Just how much damage will this list do to infrastructure security or US relations with the countries where these sites reside? Will terrorists benefit a lot – or not much at all – from knowing what the US considers critical, a list some say could be pulled together by just about anyone using Google, or even an almanac and an atlas?

For instance, Saudi Arabia’s Ras Tanura port, which processes more than 4 million barrels of oil each day, the biggest oil-exporting port in the world, made the list. So did the Abqaiq Processing Center, considered the biggest crude oil processing plant in the world. Yet anyone could have found this out years earlier just by reading "Sleeping with the Devil," a bestseller by former CIA operative Robert Baer.

"Much information today that is classified as 'secret' is often available publicly (online or otherwise), even without WikiLeaks," writes Terry O'Sullivan, a University of Akron researcher who has analyzed global critical infrastructure for the Department of Homeland Security. "It's not the items on that list that are secret, per se. It's the fact that someone in the State Dept. thinks they are worthy” of that designation.

The State Department called the list akin to an Al Qaeda targeting list -- athough presumably some of the sites on the secret list, such as the Panama Canal, the Straits of Hormuz, the Straits of Malacca, etc., were already on the jihadists' radar. 
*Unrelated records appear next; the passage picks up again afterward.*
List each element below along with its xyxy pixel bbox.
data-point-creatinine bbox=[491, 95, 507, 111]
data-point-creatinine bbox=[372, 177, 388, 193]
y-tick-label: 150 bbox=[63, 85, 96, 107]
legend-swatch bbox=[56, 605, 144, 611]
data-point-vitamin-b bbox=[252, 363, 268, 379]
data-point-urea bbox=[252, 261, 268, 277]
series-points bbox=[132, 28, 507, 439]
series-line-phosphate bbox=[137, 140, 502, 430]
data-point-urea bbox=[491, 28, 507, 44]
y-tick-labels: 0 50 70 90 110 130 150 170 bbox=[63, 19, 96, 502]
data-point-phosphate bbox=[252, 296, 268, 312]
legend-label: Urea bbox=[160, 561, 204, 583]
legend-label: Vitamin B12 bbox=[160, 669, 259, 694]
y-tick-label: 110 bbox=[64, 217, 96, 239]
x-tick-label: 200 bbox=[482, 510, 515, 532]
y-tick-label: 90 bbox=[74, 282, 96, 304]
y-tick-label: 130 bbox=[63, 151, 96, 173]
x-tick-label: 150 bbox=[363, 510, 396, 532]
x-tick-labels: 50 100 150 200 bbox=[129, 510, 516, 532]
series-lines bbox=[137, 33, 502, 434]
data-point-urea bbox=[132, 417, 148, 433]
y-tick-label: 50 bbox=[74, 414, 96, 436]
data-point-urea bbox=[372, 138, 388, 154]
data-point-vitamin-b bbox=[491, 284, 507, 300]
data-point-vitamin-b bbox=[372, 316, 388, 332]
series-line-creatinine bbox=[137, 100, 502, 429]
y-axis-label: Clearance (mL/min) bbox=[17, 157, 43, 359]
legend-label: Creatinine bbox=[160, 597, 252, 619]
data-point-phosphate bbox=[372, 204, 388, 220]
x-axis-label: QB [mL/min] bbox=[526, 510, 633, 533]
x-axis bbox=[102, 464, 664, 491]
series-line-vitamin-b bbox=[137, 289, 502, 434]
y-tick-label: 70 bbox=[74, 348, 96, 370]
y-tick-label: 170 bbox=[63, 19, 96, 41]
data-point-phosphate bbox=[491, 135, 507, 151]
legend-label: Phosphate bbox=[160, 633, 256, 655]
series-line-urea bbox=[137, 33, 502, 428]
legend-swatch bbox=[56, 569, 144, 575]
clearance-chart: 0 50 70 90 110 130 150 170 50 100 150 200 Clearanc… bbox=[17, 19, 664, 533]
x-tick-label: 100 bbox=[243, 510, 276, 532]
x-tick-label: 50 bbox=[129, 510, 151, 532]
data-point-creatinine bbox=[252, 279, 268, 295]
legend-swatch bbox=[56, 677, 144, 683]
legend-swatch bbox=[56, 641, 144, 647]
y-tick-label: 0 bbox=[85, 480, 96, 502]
I am struck by a diverging historical parrallel, if there is such a thing. During the Truman administration, the White House hoped to prove that the secrets the great ex-Communist witness Elizabeth Bentley passed along to the Soviets in her years as a Soviet courier were, in fact, publicly available pieces of information and thus no big deal -- all in the mendacious effort, as I argue in my forthcoming book American Betrayal, to deny that a massive Soviet penetration of the US government had taken place. Soon, the US government -- military prosecutors -- will presumably try to prove that leaked documents like the one above, perhaps passed by Bradley Manning to the Wikileaks site, contained all highly secret information and was thus a very big deal.

Both strategies are driven by government efforts to retain powers that might be undermined by ... exposure.